Les lumières s’éteignent et la séance commence enfin. Mais, surprise, ce n’est pas Cendrillon qui débute. À la place, les spectateurs découvrent un joyeux court-métrage reprenant les personnages de La Reine des Neiges, le dernier film d’animation Disney à s’inscrire dans la tradition des adaptations de contes. Ce court-métrage peu original ravit surtout les enfants mais pas les spectateurs les plus âgés qui se demandent pendant un instant s’ils ne se sont pas trompés de salle. Heureusement après une dizaine de minutes de chants et de scènes comiques, l’animation imprévue s’achève et Cendrillon commence enfin.
On se prépare au pire (un film qui ne s’adresserait qu’aux enfants et oublierait les adultes amateurs de contes de fées), d’autant que le film s’ouvre sur la classique formule « Il était une fois » en voix off. Qui est la narratrice ? Peu importe. Petit à petit, l’appréhension initiale disparaît et on se surprend à replonger avec délice dans une histoire que nous connaissons tous par cœur. Après tout, l’intérêt de revisiter un conte est bien de retrouver tous ses éléments sous de nouveaux habits. Pari gagné pour Kenneth Branagh qui offre moins une relecture du conte de Perrault qu’une relecture du célèbre film d’animation de 1950 des mêmes studios Disney. On retrouve les souris, uniques amies de l’héroïne, ainsi que le terrible chat de la marâtre, qui s’appelle toujours Lucifer. Pour un peu, on pourrait presque penser que le réalisateur se contente de refaire le même film, mais avec des acteurs en chair et en os. Il n’en est cependant rien car la relecture est plus subtile et sait aussi prendre ses distances avec le dessin animé. Ainsi Branagh se permet d’incorporer dans le film des éléments de la version des frères Grimm : quand le père d’Ella part en voyage pour ses affaires, Ella lui demande de lui ramener la première branche qui frôlera son bras, alors que ses demi-sœurs réclament de la dentelle et des bijoux.
Par ailleurs, tout en conservant le brillant du métrage d’animation et le style Empire des costumes, Kenneth Branagh ajoute des éléments qui éclairent d’un jour nouveau l’histoire de Cendrillon.
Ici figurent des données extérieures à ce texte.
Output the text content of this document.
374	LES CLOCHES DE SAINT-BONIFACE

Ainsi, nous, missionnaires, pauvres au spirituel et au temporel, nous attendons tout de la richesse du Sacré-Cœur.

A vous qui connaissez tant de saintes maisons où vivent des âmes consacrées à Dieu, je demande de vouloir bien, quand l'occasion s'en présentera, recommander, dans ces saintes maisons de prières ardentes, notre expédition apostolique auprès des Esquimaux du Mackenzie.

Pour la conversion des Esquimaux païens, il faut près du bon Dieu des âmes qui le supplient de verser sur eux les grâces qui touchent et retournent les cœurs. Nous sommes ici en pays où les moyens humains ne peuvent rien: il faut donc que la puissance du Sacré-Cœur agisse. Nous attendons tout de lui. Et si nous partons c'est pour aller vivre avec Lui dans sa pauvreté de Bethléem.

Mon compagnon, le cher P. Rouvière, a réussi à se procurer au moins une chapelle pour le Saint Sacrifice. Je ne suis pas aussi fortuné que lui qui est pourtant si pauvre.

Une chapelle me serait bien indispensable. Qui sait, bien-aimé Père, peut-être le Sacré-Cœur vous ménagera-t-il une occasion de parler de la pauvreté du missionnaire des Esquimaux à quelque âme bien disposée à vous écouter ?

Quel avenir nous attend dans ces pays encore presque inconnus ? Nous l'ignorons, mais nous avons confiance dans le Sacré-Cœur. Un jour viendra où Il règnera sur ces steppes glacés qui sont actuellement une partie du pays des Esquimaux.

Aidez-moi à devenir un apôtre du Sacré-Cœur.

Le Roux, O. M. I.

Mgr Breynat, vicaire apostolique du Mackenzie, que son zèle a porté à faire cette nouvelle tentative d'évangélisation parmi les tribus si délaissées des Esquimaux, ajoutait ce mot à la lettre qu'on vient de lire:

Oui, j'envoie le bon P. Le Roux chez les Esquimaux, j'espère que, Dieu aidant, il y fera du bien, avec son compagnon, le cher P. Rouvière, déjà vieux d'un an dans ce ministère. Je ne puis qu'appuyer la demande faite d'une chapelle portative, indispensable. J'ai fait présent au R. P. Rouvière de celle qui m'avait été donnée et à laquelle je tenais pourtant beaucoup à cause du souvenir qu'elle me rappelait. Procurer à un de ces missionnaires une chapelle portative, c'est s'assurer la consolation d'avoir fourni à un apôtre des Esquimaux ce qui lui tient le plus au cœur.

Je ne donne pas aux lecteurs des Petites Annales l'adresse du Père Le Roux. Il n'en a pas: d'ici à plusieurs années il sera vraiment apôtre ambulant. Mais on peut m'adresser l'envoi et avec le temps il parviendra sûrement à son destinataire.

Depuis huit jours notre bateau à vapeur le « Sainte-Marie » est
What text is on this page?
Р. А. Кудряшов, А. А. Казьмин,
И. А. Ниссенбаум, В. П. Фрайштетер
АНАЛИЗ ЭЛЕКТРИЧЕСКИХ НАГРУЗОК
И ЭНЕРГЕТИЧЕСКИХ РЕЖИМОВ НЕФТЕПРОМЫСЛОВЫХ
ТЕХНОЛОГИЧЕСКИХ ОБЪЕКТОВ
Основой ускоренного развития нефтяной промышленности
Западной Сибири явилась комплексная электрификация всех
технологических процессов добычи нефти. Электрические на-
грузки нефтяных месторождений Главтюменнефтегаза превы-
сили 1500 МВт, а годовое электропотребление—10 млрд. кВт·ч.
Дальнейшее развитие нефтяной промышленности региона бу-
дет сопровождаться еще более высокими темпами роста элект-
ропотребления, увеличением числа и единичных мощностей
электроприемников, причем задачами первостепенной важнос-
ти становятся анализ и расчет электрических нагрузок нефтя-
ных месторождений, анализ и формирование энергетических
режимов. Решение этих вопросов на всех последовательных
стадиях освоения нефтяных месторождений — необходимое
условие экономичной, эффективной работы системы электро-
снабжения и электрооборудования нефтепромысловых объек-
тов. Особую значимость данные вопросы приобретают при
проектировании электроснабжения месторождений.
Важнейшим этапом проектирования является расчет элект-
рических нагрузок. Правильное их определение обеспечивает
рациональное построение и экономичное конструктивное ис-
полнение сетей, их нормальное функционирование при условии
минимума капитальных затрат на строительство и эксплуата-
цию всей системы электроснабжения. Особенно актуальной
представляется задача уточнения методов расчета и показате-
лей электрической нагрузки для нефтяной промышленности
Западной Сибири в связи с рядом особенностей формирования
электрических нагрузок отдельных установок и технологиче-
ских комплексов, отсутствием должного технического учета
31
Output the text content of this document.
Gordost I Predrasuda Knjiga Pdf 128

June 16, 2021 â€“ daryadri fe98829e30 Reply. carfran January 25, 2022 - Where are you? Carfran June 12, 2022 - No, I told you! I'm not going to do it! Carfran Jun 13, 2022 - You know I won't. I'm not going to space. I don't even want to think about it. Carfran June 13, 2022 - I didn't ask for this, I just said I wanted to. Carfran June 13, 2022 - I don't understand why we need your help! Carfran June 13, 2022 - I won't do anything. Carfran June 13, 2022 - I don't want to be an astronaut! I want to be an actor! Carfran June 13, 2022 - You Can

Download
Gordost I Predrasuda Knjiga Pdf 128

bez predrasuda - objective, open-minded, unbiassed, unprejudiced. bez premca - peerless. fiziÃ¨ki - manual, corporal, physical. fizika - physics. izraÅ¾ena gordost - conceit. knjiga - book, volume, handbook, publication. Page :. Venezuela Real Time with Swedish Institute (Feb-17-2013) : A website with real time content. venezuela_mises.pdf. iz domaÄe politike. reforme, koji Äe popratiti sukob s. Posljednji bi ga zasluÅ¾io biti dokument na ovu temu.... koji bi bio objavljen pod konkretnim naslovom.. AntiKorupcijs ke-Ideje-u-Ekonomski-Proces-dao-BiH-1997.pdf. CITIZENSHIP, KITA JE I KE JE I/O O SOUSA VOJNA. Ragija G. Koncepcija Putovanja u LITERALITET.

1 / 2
On y apprend donc que Cendrillon (Cinderella en VO) se nomme en réalité Ella, que si elle n’a jamais un mot plus haut que l’autre avec sa belle-mère et ses demi-sœurs, c’est parce qu’elle a promis à sa mère de toujours se montrer courageuse et bienveillante, et enfin que si le père n’intervient pas pour protéger sa fille des maltraitances de la marâtre, c’est tout simplement parce qu’il n’est plus là pour le faire. Parti en voyage au loin, il meurt de maladie et Ella se retrouve doublement orpheline et à la merci de sa marâtre et de ses demi-sœurs.
Cate Blanchett se révèle parfaite dans le rôle de cette femme cruelle et aigrie, face à la jeune Lily James, dont le visage aux traits encore enfantins sied à merveille à notre douce et innocente Cendrillon. Enfin le personnage du prince charmant, incarné par le Britannique Richard Madden (mieux connu pour son rôle de Rob Stark and Game of Thrones), est davantage développé. On le découvre en fils aimant, soucieux de faire honneur à son père et de devenir un bon roi.
Cerise sur le gâteau, la bonne fée de Cendrillon ne pouvait être interprétée par quelqu’un d’autre que Helena Bonham Carter, dont le grain de folie apporte une touche de fantaisie bienvenue. On pourra cependant regretter que l’intervention de son personnage arrive un peu comme un cheveu sur la soupe dans un métrage qui tend davantage vers le film d’époque que vers la fantasy.
Dans l’ensemble, on prend plaisir à revoir cette histoire contée mille fois et indémodable. Le Cendrillon de Kenneth Branagh n’est peut-être pas la plus transcendante des adaptations de contes de fées mais elle tient ses promesses, comme un bonbon qui se révèle aussi délicieux en bouche qu’il le paraissait à la vue.